The Class of 2015 prospect from Chicago Simeon is a budding wing player for the Wolverines.
But one who is in his first season starting for the four-time defending state champion.
So he'll have games where he shines, like he did in Simeon's season-opening win against Memphis (Tenn.) Hamilton High School at the Chicago Elite Classic.
And games where he doesn't particularly stand out, like he did at times during the Pontiac Holiday Tournament, where he averaged 7.2 points during his four games and was held scoreless in one.
"D.J. had some ups and downs (at Pontiac)," Henricksen said. "That's what it's going to be like for him as he progresses throughout his career. He is going to be a late-bloomer. He is about projection. He had some inconsistent play at Pontiac, but again, he showed you some of the flashes that made him a high-level recruit and target for Illinois."
The pros outweigh the cons when it comes to Williams, who committed to Illinois before he started a game for the Wolverines.
Of course, having Division I talent like Jabari Parker (Duke), Kendrick Nunn (Illinois), Jaylon Tate (Illinois) and Kendall Pollard (Dayton) starting last year for the Wolverines, it was hard for a sophomore to crack that lineup.
But he showed flashes in his brief playing time last winter, along with a steady performance on the AAU circuit since then, to receive interest from several high-major schools before picking Illinois.
"His versatility is what really grabs your attention," Henricksen said. "He can slice to the basket. He can knock down a three. He can handle the ball. He's an underrated passer, but his development is still very much on-going. He is not a player that, right now, is ready to go in and dominate on a regular basis. It's just not there yet, but it will be. People have got to be patient with him."

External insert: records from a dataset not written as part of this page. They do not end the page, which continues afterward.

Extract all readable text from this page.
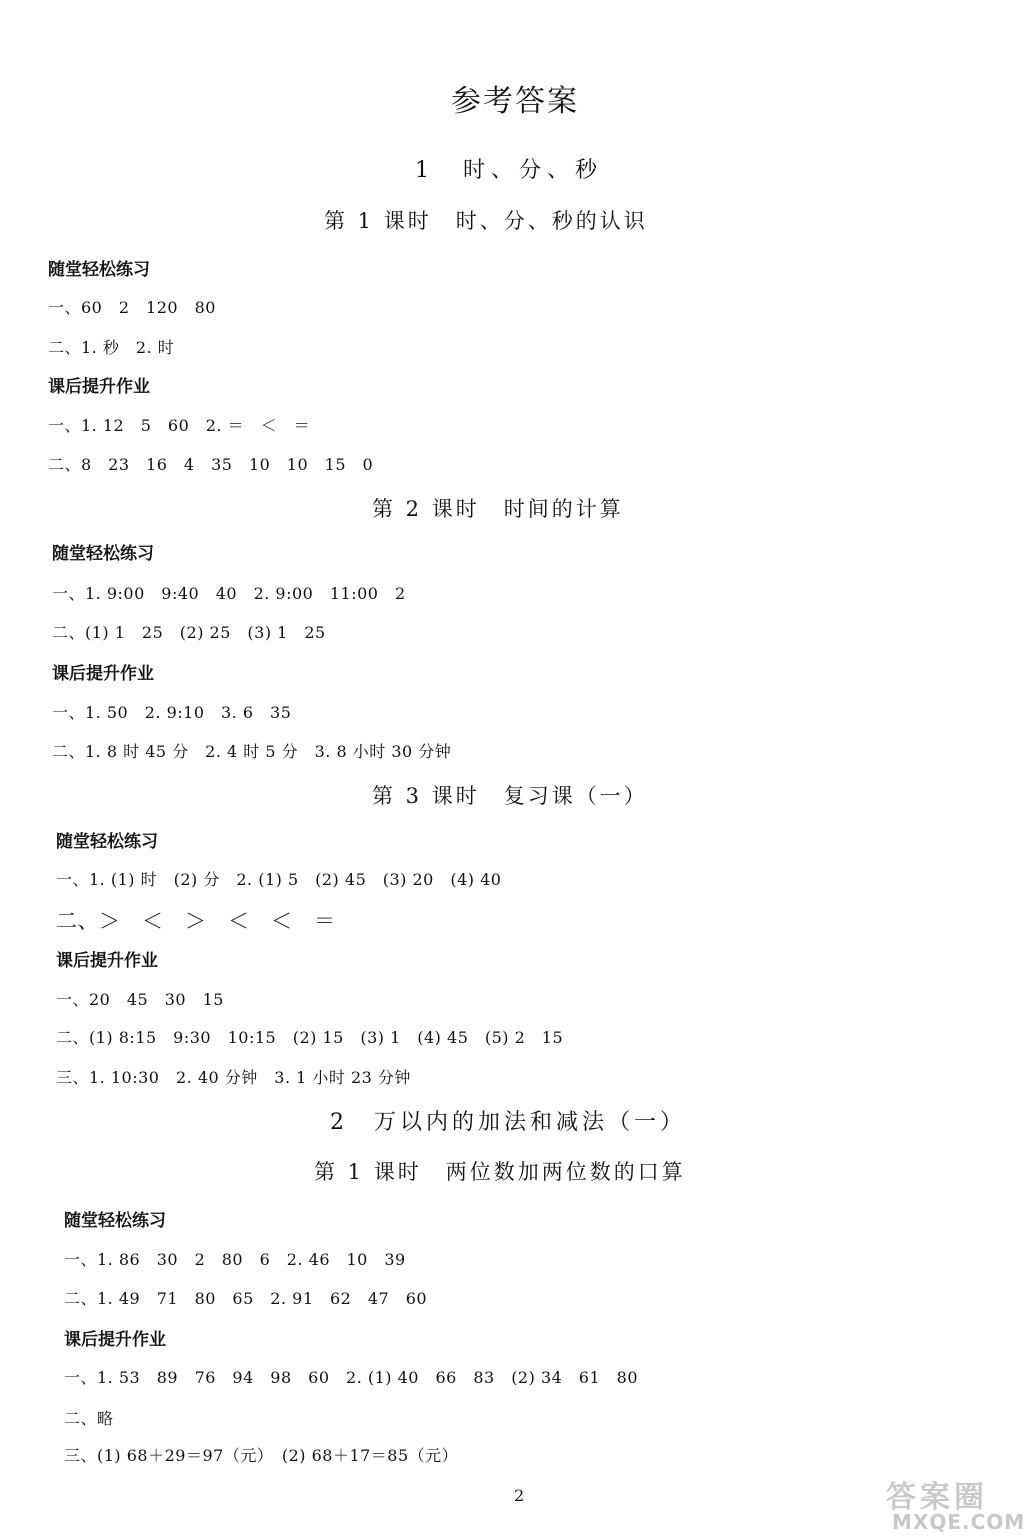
参考答案
1　时、分、秒
第 1 课时　时、分、秒的认识
随堂轻松练习
一、60　2　120　80
二、1. 秒　2. 时
课后提升作业
一、1. 12　5　60　2. ＝　＜　＝
二、8　23　16　4　35　10　10　15　0
第 2 课时　时间的计算
随堂轻松练习
一、1. 9:00　9:40　40　2. 9:00　11:00　2
二、(1) 1　25　(2) 25　(3) 1　25
课后提升作业
一、1. 50　2. 9:10　3. 6　35
二、1. 8 时 45 分　2. 4 时 5 分　3. 8 小时 30 分钟
第 3 课时　复习课（一）
随堂轻松练习
一、1. (1) 时　(2) 分　2. (1) 5　(2) 45　(3) 20　(4) 40
二、＞　＜　＞　＜　＜　＝
课后提升作业
一、20　45　30　15
二、(1) 8:15　9:30　10:15　(2) 15　(3) 1　(4) 45　(5) 2　15
三、1. 10:30　2. 40 分钟　3. 1 小时 23 分钟
2　万以内的加法和减法（一）
第 1 课时　两位数加两位数的口算
随堂轻松练习
一、1. 86　30　2　80　6　2. 46　10　39
二、1. 49　71　80　65　2. 91　62　47　60
课后提升作业
一、1. 53　89　76　94　98　60　2. (1) 40　66　83　(2) 34　61　80
二、略
三、(1) 68＋29＝97（元）　(2) 68＋17＝85（元）
2	答案圈
MXQE.COM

Williams' mixtape of highlights is an ongoing process.
One that will be until he arrives at Illinois for the 2015-16 season.
But one, Henricksen emphasizes, will be worth the wait.
"I just hope as Illinois fans go and watch D.J. Williams, that they're patient, and they let his development continue," he said. "A lot of people, when they'd go and watch Brian Cook (in high school), his development was slower. You could catch Brian Cook on a certain night, and he didn't jump out at you. Over time, and you saw it in college, you have to give certain players more time, and I really do believe D.J. Williams is one of those players."